May 2, 2013 Film & TV

The Company You Keep

Directed by Robert Redford

As with Spring Breakers (another body-part-obsessed film released this month), there are jiggling body parts in The Company You Keep. They are the wrinkles and wattles of an ageing acting workforce who happen to be the best thing about this flaccid political manhunt. Robert Redford, Susan Sarandon, Nick Nolte, Richard Jenkins and a few more old salts feature as fictional members of the real-life Weatherman group (also known as the Weather Underground Organisation), militant lefties from the 60s who make the Occupy movement look like a litter of puppies barking at a shoe.

Adapted from a novel by Neil Gordon, the action kicks off when suburban mother-of-two Sharon Solarz (Sarandon) turns herself in after three decades in hiding, for a Weatherman robbery that went fatally wrong. A short while later, an ambitious young journalist (Shia LaBeouf), under pressure from his depressive boss (Stanley Tucci), discovers that local left-wing lawyer Jim Grant (Robert Redford) is a fugitive Weatherman too.

That’s Redford’s cue to leave his 11-year-old daughter behind and hightail it across the country in search of Julie Christie (hubba hubba), with LaBeouf in hot pursuit, because all newspapers will die if he doesn’t singlehandedly get this story, apparently.

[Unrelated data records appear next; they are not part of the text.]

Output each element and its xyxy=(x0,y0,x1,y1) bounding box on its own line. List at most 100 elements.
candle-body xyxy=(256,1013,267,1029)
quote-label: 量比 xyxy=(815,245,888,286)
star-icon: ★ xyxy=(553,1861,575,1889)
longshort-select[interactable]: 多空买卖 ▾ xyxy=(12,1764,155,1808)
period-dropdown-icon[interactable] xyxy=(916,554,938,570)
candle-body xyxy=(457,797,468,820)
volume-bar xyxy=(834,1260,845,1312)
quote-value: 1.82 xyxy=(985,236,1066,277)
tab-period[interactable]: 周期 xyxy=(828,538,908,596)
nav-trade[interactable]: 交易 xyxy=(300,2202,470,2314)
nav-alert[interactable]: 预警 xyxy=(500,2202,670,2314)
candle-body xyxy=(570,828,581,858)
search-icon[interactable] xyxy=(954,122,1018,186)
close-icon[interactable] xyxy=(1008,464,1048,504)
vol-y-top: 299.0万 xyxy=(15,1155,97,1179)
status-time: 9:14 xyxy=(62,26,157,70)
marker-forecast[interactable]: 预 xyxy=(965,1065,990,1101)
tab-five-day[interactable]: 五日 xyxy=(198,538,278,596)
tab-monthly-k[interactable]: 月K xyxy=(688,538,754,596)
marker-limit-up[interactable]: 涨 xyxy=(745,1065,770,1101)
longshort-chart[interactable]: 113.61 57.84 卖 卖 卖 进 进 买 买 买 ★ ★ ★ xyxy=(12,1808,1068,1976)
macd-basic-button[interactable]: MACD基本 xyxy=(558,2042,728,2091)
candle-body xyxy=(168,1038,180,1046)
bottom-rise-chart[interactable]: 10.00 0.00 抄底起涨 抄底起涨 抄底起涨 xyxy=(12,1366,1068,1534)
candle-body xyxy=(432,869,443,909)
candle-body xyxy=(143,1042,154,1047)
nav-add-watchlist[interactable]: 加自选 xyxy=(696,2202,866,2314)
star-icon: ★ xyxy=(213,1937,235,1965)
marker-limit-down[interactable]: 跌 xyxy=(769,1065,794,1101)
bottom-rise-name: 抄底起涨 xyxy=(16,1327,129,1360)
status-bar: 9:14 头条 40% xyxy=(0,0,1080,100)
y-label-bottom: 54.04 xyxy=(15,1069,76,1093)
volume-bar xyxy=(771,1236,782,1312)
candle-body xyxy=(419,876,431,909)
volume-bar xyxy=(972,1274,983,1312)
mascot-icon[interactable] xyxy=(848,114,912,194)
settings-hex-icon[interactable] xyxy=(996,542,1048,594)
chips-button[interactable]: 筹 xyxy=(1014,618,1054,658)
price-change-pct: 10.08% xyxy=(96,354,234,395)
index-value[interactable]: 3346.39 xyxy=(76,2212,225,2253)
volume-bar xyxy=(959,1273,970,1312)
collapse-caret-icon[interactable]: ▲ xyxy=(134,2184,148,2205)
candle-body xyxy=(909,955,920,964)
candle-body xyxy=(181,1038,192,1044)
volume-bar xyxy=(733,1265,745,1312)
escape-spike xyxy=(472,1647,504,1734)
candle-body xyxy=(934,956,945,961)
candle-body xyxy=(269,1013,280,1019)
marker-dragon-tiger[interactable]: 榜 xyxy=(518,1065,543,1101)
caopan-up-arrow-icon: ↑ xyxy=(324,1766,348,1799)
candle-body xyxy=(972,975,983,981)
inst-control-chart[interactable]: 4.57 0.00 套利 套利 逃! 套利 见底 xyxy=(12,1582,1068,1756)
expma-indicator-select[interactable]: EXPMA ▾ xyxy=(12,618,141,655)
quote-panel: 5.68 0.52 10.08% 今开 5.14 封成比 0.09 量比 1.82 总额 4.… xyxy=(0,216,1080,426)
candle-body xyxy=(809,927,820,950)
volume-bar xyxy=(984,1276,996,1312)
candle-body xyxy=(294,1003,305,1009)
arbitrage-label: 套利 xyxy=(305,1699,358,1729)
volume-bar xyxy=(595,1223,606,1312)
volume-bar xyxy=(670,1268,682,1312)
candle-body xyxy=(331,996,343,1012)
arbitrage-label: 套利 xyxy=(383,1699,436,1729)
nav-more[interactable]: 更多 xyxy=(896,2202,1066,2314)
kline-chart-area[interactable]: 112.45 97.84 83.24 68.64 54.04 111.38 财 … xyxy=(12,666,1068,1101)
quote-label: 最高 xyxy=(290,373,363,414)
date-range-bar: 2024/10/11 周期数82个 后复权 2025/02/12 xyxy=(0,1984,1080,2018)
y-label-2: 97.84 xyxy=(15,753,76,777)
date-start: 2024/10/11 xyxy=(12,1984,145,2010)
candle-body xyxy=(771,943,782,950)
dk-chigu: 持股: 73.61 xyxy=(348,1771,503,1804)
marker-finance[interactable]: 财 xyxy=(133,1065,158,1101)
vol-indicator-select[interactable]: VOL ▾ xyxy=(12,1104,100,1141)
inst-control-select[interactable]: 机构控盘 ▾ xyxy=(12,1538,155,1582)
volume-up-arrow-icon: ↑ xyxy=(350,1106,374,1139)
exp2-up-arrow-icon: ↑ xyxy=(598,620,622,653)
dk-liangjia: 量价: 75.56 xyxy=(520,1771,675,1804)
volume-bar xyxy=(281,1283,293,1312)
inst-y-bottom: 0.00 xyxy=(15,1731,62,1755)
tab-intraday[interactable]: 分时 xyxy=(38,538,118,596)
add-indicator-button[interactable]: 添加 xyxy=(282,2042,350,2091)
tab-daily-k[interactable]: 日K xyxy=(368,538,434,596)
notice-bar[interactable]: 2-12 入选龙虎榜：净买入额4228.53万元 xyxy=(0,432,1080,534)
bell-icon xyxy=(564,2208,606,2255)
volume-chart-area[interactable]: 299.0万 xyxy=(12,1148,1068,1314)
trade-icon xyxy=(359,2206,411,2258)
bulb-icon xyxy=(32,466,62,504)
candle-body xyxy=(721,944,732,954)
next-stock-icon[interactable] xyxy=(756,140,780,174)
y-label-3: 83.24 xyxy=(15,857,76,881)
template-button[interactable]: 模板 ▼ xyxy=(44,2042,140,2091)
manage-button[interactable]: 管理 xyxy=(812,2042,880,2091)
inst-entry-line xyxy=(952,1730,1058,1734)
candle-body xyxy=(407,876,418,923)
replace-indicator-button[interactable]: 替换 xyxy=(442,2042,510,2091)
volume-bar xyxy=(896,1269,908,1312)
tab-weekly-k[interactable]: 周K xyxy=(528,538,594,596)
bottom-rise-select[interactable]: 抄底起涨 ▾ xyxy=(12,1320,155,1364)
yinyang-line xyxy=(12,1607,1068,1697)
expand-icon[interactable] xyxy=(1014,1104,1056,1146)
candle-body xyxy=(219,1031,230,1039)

LaBeouf’s Ben Shepard is a bit of a creep, whose dodgy story-gathering methods predictably end in an ethical dilemma. I’ll give him this, though: LaBeouf is a brave man to play an investigative journalist alongside Redford. The shadow of All the President’s Men is long. He also gets to sit opposite Sarandon in the movie’s best scene, her giant eyes emoting all over the show as the firecracker explains her lack of remorse: “Kids our age were being murdered by our government… It wasn’t abstract.”

The action heats up to levels that septuagenarians can handle — Redford jumps a waist-high fence! — but the story loses its puff when it moves from fugitive drama to romantic reverie. It does ask some good questions along the way (did Weatherman members commit their crimes because of their staunch politics, or because of who they hung out with when they were young?), and it led me back to one of my all-time favourite films, also inspired by Weather Underground: Sidney Lumet’s emotionally captivating Running on Empty (RIP River Phoenix).